À deux mois de la COP30 à Bélem en Amazonie, la participation des entreprises reste floue. Dix ans après l’Accord de Paris, elles hésitent à s’exposer, entre contraintes logistiques, tensions politiques et peur du greenwashing en plein blacklash écologique.

Les entreprises seront-elles au rendez-vous de Belém ? A deux mois de la COP30 sur le climat, et alors qu’on célèbre cette année les dix ans de l’Accord de Paris, les appels se multiplient pour tenter de les convaincre de faire le déplacement. “J’appelle tous les chefs d’entreprise à se joindre au monde entier à Belém” et “à ne pas reculer” sur l’action climatique, a ainsi lancé André Corrêa do Lago, le président de la COP30, dans sa 7e lettre, publiée le 29 août et adressée cette fois au secteur privé. “Avec la COP30 en Amazonie, les enjeux et le symbolisme sont amplifiés. C’est le moment pour les entreprises de se tenir personnellement aux côtés des gouvernements, de la société civile et des communautés”, déclarait également la coalition We mean business, dans un communiqué publié le 12 août.

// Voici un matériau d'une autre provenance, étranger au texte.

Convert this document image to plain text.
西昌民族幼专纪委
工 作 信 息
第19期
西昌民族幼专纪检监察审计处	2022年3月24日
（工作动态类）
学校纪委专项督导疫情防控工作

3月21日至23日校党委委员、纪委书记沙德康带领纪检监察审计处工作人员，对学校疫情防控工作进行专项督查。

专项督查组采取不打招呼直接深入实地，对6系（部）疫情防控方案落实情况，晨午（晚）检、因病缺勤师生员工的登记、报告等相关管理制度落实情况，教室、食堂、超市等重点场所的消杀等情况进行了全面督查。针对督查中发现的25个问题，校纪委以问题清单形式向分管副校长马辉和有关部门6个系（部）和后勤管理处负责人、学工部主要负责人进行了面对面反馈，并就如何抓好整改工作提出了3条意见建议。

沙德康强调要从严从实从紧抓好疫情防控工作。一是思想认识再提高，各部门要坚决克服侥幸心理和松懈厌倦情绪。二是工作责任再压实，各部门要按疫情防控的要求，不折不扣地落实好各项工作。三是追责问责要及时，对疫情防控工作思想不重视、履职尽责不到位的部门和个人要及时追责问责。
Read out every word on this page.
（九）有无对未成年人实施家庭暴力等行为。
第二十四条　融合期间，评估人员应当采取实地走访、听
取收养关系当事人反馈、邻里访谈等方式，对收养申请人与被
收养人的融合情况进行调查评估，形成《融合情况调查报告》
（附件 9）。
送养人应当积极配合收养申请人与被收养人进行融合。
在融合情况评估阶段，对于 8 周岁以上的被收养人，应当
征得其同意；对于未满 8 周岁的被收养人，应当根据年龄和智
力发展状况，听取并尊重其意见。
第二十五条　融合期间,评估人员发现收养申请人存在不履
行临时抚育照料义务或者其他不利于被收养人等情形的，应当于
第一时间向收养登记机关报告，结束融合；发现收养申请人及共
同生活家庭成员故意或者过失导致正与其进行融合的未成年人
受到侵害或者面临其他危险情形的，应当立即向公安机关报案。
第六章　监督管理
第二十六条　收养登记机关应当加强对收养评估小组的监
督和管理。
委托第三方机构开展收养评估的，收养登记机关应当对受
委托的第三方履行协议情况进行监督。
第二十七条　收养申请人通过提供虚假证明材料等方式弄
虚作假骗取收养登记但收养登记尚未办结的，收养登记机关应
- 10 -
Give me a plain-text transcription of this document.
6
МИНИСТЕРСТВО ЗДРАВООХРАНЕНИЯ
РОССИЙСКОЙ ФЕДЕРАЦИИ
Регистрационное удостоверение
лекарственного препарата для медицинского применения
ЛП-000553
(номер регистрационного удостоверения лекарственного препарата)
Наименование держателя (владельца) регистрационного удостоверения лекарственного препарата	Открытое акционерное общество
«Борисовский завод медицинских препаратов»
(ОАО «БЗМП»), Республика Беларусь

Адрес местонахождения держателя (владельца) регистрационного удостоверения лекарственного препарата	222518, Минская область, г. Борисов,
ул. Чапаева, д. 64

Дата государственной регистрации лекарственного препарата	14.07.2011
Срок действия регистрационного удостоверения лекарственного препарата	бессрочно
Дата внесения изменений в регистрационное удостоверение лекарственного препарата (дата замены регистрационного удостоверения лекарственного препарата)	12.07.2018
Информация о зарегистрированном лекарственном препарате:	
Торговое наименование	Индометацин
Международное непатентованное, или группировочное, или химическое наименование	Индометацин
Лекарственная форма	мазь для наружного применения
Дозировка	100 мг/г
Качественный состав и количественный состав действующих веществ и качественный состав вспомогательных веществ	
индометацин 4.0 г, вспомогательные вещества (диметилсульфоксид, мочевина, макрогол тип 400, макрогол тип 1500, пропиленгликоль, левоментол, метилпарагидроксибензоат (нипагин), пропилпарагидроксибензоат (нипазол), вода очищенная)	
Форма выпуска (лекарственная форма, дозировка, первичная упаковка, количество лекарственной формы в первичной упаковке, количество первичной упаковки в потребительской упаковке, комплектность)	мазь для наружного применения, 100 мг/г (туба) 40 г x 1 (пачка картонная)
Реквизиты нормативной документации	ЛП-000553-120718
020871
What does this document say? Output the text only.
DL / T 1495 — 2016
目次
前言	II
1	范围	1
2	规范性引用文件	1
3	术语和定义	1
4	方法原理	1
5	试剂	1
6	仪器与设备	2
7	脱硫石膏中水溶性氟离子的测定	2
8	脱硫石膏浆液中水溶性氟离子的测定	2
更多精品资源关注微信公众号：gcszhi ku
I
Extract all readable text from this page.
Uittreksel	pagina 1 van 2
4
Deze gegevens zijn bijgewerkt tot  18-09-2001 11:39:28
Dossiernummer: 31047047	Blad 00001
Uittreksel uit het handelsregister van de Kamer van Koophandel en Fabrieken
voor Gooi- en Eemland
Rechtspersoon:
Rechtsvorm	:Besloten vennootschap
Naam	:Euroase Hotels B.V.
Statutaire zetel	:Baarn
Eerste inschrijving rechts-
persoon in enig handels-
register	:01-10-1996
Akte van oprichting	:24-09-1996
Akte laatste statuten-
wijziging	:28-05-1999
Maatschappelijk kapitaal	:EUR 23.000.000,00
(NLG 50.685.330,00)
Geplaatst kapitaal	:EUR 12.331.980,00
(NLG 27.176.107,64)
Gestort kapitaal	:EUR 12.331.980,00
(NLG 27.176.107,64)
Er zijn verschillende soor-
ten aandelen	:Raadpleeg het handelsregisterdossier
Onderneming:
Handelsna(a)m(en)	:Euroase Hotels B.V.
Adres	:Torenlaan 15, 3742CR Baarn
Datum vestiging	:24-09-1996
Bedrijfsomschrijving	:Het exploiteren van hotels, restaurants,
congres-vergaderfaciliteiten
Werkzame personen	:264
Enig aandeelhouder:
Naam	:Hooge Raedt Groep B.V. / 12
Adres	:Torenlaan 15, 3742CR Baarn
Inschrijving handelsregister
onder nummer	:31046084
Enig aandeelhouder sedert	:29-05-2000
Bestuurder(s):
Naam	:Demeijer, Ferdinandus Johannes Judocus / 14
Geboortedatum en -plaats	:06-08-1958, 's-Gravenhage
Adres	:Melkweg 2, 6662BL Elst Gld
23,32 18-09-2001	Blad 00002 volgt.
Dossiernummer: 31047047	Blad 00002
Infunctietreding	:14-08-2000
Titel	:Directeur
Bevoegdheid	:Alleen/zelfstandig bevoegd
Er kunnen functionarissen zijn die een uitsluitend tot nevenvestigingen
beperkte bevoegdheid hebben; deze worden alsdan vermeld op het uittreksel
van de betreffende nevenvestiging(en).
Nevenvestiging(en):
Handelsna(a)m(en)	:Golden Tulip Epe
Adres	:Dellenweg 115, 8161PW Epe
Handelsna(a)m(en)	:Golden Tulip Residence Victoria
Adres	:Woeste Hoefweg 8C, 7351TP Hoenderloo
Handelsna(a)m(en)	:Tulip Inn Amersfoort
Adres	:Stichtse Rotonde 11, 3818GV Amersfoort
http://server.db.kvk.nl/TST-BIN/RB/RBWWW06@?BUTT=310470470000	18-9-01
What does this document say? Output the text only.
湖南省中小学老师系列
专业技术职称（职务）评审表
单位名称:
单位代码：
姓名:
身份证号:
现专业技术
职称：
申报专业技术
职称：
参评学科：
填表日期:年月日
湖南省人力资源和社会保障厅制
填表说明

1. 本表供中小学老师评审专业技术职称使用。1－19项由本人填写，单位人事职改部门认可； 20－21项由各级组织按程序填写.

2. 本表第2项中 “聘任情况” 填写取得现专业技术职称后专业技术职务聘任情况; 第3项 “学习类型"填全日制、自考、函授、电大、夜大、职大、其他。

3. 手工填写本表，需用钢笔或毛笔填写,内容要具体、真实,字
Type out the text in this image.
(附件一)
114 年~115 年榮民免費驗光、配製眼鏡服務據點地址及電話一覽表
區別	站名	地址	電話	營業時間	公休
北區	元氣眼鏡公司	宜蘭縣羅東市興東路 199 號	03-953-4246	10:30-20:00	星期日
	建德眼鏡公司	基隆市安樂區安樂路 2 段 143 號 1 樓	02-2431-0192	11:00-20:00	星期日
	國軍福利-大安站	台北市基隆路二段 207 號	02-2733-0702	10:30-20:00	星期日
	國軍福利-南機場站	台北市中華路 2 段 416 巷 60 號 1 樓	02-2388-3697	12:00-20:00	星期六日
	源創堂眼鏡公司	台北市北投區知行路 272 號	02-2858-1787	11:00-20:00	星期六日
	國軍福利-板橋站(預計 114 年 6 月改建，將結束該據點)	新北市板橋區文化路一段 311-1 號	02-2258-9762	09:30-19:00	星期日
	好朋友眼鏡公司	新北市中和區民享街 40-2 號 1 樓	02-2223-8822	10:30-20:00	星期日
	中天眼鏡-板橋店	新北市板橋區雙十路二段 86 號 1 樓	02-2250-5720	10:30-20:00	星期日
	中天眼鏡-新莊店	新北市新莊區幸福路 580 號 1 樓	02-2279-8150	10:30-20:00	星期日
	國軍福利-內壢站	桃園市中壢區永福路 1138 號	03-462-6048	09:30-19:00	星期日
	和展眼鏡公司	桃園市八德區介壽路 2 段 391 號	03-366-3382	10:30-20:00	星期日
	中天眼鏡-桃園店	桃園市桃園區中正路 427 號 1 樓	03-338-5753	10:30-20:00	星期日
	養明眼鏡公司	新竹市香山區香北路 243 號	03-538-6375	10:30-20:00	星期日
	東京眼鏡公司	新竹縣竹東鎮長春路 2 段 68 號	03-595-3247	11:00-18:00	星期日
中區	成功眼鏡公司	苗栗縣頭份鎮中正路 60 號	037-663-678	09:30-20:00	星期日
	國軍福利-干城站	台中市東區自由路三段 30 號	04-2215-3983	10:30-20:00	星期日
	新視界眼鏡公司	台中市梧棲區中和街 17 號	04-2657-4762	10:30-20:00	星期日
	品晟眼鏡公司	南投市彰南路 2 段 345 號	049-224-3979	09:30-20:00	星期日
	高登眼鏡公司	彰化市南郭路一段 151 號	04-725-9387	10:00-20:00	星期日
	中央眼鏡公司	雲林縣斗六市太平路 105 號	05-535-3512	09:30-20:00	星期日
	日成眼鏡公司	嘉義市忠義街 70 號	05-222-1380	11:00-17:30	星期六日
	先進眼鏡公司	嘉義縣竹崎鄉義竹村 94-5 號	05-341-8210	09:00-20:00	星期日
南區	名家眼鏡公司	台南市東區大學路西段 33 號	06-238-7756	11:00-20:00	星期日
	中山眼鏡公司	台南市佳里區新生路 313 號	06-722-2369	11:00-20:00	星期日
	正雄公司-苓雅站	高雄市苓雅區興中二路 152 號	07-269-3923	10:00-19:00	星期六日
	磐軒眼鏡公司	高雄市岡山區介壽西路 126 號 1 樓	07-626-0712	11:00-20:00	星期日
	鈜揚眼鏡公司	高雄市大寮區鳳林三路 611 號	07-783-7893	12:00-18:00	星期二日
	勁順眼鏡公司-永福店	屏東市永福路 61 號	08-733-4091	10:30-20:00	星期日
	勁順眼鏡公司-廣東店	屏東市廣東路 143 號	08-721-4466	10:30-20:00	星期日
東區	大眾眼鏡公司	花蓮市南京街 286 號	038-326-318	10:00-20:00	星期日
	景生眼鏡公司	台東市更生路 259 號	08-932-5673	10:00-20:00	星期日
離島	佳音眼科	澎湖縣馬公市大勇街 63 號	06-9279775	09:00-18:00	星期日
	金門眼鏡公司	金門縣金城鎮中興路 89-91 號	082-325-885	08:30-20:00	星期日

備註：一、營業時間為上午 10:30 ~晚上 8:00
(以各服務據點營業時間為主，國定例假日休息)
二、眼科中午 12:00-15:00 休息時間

Nous avons peu de visibilité sur qui y va. Chacun s’interroge, on a le sentiment que tout se fera à la dernière minute”, constate pour Novethic Nils Pedersen, délégué général du Global Compact France. Il souligne les difficultés d’accès au sommet, sujet de polémique depuis plusieurs mois. “Les conditions d’hébergement sont complexes”, note-t-il pudiquement. Un constat partagé par Ricardo Mussa, président de Sustainable Business COP, une initiative du secteur privé : “Il a été très difficile, surtout pour les PDG de grandes entreprises, d’envisager de venir au Brésil sans être absolument certains de ce qu’ils y trouveront”, a-t-il déclaré à Climate Home News.

Peur du greenwashing

Du côté des entreprises françaises, quelques-unes nous confirment toutefois se rendre à la COP30, à l’instar de Danone, Schneider ou encore Axa. “La COP 30 est un moment important pour échanger au niveau mondial et avancer de manière coordonnée sur des sujets clés. Ce sera pour nous l’occasion de partager les progrès que nous avons réalisés (-25% d’émissions de méthane dans l’élevage laitier depuis 2020)”, nous fait savoir l’équipe presse de Danone. Veolia, Saint-Gobain, Engie, L’Oréal ou encore Michelin devraient également y aller, selon les informations collectées par Global Compact France, en raison de leurs intérêts dans le pays.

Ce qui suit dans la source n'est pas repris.